As for how international investors would be affected by Fitch’s downgrading the U.S. from AAA to AA+ last year, “very little” was Huber’s answer. “Investors react to information. Fitch’s downgrade did not give investors much new information.” She added: “Although foreign demand for U.S. Treasury securities has flatlined in recent years, when looking across other assets, including corporate bonds, dollar-bonds issued abroad, and U.S. equity, international demand for dollar-denominated securities as a whole is robust and growing.”

“You don’t like assets that have positive covariance because when one asset does badly, the other asset also does badly…. You want negative covariance.”— Amy Wang Huber

Scope of the Study

The paper cited 2022 data from the U.S. Flow of Funds, which showed that the “Rest of the World” category accounts for about 30% of U.S. Treasury securities and 25% of U.S. corporate bonds. At last count on June 30, 2022, the value of foreign portfolio holdings of U.S. securities was $24,893 billion, according to a press release from the U.S. Treasury Department; the next survey, covering holdings as of June 2023, will be released in February 2024.

The authors analyzed data for foreign holdings of USD assets across seven major sectors: the official sector (comprising central banks, sovereign wealth funds, and other public financial agencies), banks, insurance companies, pension funds, mutual funds, the non-financial sector, and hedge funds. In the absence of standardized data sources on investors’ dollar holding and hedging, the authors relied on company filings and industry statistics. The combined foreign holdings across those seven sectors amounted to 75% of foreign holdings of U.S. assets, and about 60% of total foreign holdings of USD securities.

The study does not include real estate and infrastructure funds since it is sharply focused on foreign holdings of USD securities. It also does not specifically include Chinese investors in its data set “because it is hard to get data on their holdings,” Huber said.

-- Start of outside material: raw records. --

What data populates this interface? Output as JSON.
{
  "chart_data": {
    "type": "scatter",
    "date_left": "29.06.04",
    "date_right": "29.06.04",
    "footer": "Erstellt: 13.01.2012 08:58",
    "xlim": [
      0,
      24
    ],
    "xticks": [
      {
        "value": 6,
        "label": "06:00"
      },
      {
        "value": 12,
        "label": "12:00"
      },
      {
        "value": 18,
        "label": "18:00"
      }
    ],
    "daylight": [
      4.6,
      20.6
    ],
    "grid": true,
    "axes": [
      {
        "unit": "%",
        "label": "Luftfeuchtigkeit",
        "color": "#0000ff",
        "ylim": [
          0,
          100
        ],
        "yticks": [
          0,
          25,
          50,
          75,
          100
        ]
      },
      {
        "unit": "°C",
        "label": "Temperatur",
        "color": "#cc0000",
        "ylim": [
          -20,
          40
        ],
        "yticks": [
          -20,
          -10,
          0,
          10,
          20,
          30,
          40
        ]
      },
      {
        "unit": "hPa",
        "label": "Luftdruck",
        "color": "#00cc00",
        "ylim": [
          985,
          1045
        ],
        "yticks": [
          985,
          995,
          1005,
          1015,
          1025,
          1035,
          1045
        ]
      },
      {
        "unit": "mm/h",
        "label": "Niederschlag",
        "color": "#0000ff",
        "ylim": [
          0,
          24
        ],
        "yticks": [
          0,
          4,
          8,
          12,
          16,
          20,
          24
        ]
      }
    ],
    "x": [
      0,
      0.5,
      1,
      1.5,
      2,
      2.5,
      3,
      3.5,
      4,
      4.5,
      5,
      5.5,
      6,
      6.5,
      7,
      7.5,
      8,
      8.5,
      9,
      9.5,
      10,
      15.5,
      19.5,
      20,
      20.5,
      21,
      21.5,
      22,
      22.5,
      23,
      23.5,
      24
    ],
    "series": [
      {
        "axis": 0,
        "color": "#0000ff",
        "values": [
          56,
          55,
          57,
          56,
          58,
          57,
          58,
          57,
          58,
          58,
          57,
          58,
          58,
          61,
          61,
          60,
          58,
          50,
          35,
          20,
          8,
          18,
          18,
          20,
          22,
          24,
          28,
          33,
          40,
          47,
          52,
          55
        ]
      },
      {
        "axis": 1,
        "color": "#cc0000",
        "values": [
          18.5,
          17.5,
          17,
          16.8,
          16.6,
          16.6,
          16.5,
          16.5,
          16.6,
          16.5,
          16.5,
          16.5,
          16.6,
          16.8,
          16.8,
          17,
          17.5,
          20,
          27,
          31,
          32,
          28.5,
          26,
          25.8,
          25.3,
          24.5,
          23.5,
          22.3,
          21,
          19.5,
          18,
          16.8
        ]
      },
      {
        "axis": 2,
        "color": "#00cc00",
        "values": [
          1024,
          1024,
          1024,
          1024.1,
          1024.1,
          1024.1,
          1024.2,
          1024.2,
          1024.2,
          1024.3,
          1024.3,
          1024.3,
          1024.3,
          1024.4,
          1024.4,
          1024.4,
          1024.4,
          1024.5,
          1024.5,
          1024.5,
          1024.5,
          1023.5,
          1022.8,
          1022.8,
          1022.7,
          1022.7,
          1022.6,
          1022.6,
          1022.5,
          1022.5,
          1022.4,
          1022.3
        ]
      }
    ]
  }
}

But it does cover Chinese state-owned enterprises and state-owned sovereign wealth funds. “If you believe that most of the Chinese holdings are part of their official sector, they are in our data; we just can’t see that separately,” she continued. The reason for that is the data source that the study used for the official sector does not provide disaggregation. Other investments that fly below the radar are separately managed accounts of ultra-high net-worth individuals, she added.

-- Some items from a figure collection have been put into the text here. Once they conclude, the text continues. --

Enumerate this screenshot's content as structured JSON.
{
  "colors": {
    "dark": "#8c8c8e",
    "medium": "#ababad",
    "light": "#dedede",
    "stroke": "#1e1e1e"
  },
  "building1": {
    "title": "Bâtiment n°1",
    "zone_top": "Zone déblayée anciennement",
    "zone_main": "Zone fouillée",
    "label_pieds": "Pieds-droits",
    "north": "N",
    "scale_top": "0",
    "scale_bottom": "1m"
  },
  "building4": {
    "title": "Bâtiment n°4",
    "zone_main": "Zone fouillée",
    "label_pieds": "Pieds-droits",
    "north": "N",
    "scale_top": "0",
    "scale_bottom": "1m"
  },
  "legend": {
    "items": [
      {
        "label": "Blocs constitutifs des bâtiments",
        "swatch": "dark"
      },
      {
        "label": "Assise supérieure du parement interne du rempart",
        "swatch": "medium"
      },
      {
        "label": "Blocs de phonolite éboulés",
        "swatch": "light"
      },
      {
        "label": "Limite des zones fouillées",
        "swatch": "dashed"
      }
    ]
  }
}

Main Takeaways of the Study

According to Huber, the paper offered two main takeaways: First, between the pre-GFC and post-GFC periods, on average, the active investors in the sample (mutual funds, pension funds, and insurance companies) increased their portfolio allocation to dollar holding by seven percentage points.

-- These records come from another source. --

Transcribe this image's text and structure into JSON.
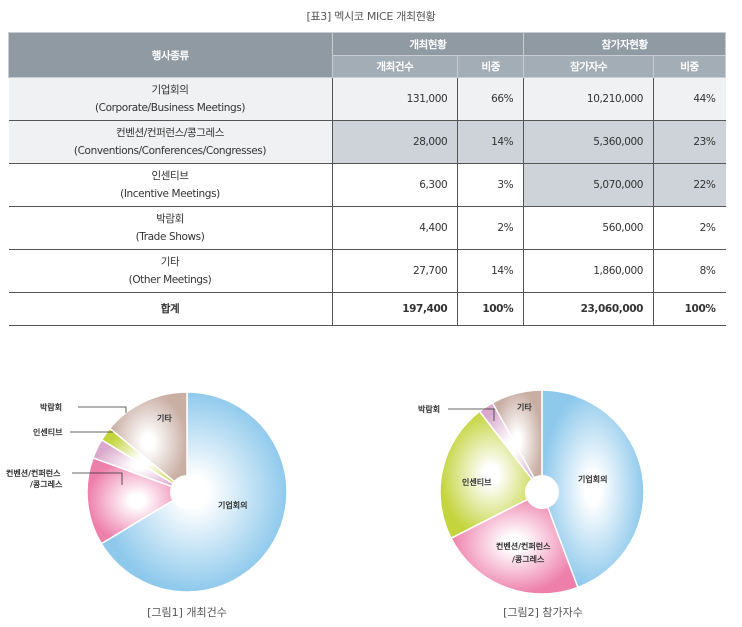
{
  "caption": "[표3] 멕시코 MICE 개최현황",
  "table": {
    "header_type": "행사종류",
    "header_events": "개최현황",
    "header_participants": "참가자현황",
    "sub_events_count": "개최건수",
    "sub_events_share": "비중",
    "sub_participants_count": "참가자수",
    "sub_participants_share": "비중",
    "rows": [
      {
        "name": "기업회의",
        "name_en": "(Corporate/Business Meetings)",
        "events": "131,000",
        "events_share": "66%",
        "participants": "10,210,000",
        "participants_share": "44%"
      },
      {
        "name": "컨벤션/컨퍼런스/콩그레스",
        "name_en": "(Conventions/Conferences/Congresses)",
        "events": "28,000",
        "events_share": "14%",
        "participants": "5,360,000",
        "participants_share": "23%"
      },
      {
        "name": "인센티브",
        "name_en": "(Incentive Meetings)",
        "events": "6,300",
        "events_share": "3%",
        "participants": "5,070,000",
        "participants_share": "22%"
      },
      {
        "name": "박람회",
        "name_en": "(Trade Shows)",
        "events": "4,400",
        "events_share": "2%",
        "participants": "560,000",
        "participants_share": "2%"
      },
      {
        "name": "기타",
        "name_en": "(Other Meetings)",
        "events": "27,700",
        "events_share": "14%",
        "participants": "1,860,000",
        "participants_share": "8%"
      }
    ],
    "total": {
      "name": "합계",
      "events": "197,400",
      "events_share": "100%",
      "participants": "23,060,000",
      "participants_share": "100%"
    }
  },
  "chart_data": [
    {
      "type": "pie",
      "title": "[그림1] 개최건수",
      "categories": [
        "기업회의",
        "컨벤션/컨퍼런스/콩그레스",
        "인센티브",
        "박람회",
        "기타"
      ],
      "values": [
        131000,
        28000,
        6300,
        4400,
        27700
      ],
      "colors": [
        "#8ec9ec",
        "#ee7fab",
        "#d9a8cc",
        "#c3d43c",
        "#c9aea4"
      ]
    },
    {
      "type": "pie",
      "title": "[그림2] 참가자수",
      "categories": [
        "기업회의",
        "컨벤션/컨퍼런스/콩그레스",
        "인센티브",
        "박람회",
        "기타"
      ],
      "values": [
        10210000,
        5360000,
        5070000,
        560000,
        1860000
      ],
      "colors": [
        "#8ec9ec",
        "#ee7fab",
        "#c3d43c",
        "#d9a8cc",
        "#c9aea4"
      ]
    }
  ],
  "chart_labels": {
    "chart1": {
      "label0": "기업회의",
      "label1a": "컨벤션/컨퍼런스",
      "label1b": "/콩그레스",
      "label2": "인센티브",
      "label3": "박람회",
      "label4": "기타"
    },
    "chart2": {
      "label0": "기업회의",
      "label1a": "컨벤션/컨퍼런스",
      "label1b": "/콩그레스",
      "label2": "인센티브",
      "label3": "박람회",
      "label4": "기타"
    }
  }
}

Second, foreign investors have been hedging “quite a bit” of their dollar exposure. At first sight, that “could be intriguing,” especially since the dollar appreciates during times of crisis. But “what they’re doing [with their hedging] is actually right,” Huber said. The hedge ratio would increase along with the increase of USD assets in investor portfolios, she explained. “Investors don’t want to either leave their hedge ratio to be same as before, nor would they hedge completely. What they’re doing is directionally consistent with a focus on risk and growth.”

One “hedging puzzle” persisted, which is the hedging by investors in countries with low interest-rate currencies, such as Japan or Taiwan. Considering that their expected return from holding dollars as currency would be higher compared to those from high interest-rate countries, “these countries should not hedge too much, but they actually hedge a lot,” Huber said. “That is a puzzle we raise. [But] there might be many other considerations that investors have in mind when they decide whether or not they should hedge.”